IEEE Access (Jan 2024)
Investigation of Randomly Populated Cylindrical, Spherical, and Cubical Arrays for Application in Space, Aerial, and Underwater Collaborative Beamforming
Abstract
This work investigates and analyzes collaborative beamforming for a Swarm-enabled distributed sensing project. It investigates the use of a three-dimensional, randomly populated, and uniformly-distributed array in three configurations: spherical, cylindrical, and cubical. These topologies uniquely act like a practical bound to contain the elements in swarm-type applications. In addition, these topologies provide mathematical simplicity toward understanding the fundamental research problem of both surface and underwater swarm-based UUV sensor networks, and their constraints to implementing a physical system in a volumetric setting. Therefore, statistical, ensemble, mean-valued average beampatterns scanned at the meridian elevation plane are analyzed in closed form using a large population of one million elements densely populated amongst geometrical bounds.
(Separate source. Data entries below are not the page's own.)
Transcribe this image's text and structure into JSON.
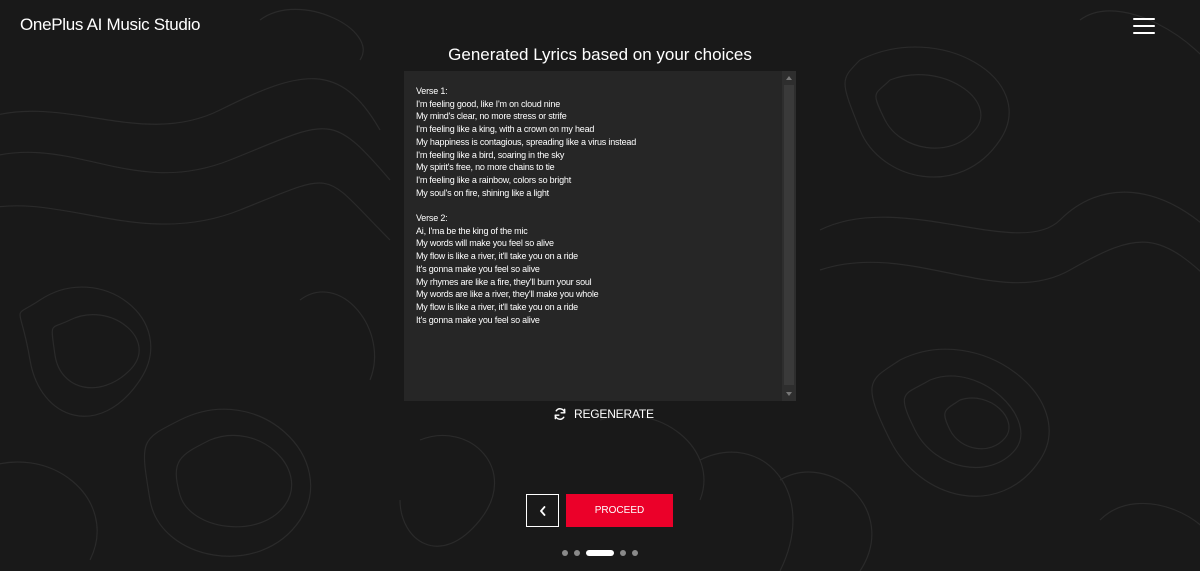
{
  "header": {
    "brand": "OnePlus AI Music Studio",
    "menu_icon": "hamburger-menu-icon"
  },
  "main": {
    "heading": "Generated Lyrics based on your choices",
    "lyrics": "Verse 1:\nI'm feeling good, like I'm on cloud nine\nMy mind's clear, no more stress or strife\nI'm feeling like a king, with a crown on my head\nMy happiness is contagious, spreading like a virus instead\nI'm feeling like a bird, soaring in the sky\nMy spirit's free, no more chains to tie\nI'm feeling like a rainbow, colors so bright\nMy soul's on fire, shining like a light\n\nVerse 2:\nAi, I'ma be the king of the mic\nMy words will make you feel so alive\nMy flow is like a river, it'll take you on a ride\nIt's gonna make you feel so alive\nMy rhymes are like a fire, they'll burn your soul\nMy words are like a river, they'll make you whole\nMy flow is like a river, it'll take you on a ride\nIt's gonna make you feel so alive",
    "regenerate_label": "REGENERATE",
    "regenerate_icon": "refresh-icon"
  },
  "footer": {
    "back_icon": "chevron-left-icon",
    "proceed_label": "PROCEED",
    "steps_total": 5,
    "current_step": 3
  },
  "colors": {
    "background": "#191919",
    "accent": "#eb0029",
    "text": "#ffffff"
  }
}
This large density profile applies the law of large numbers in which numerical beampatterns converge to their expected (mean) patterns. Faithful agreement of the solution is shown to validate the distributed array pattern behavior. Finally, additional simulations are provided in this work using a cylindrical manifold that comprises ten, fifty, and one hundred isotropic radiators to determine the feasibility of a small element population.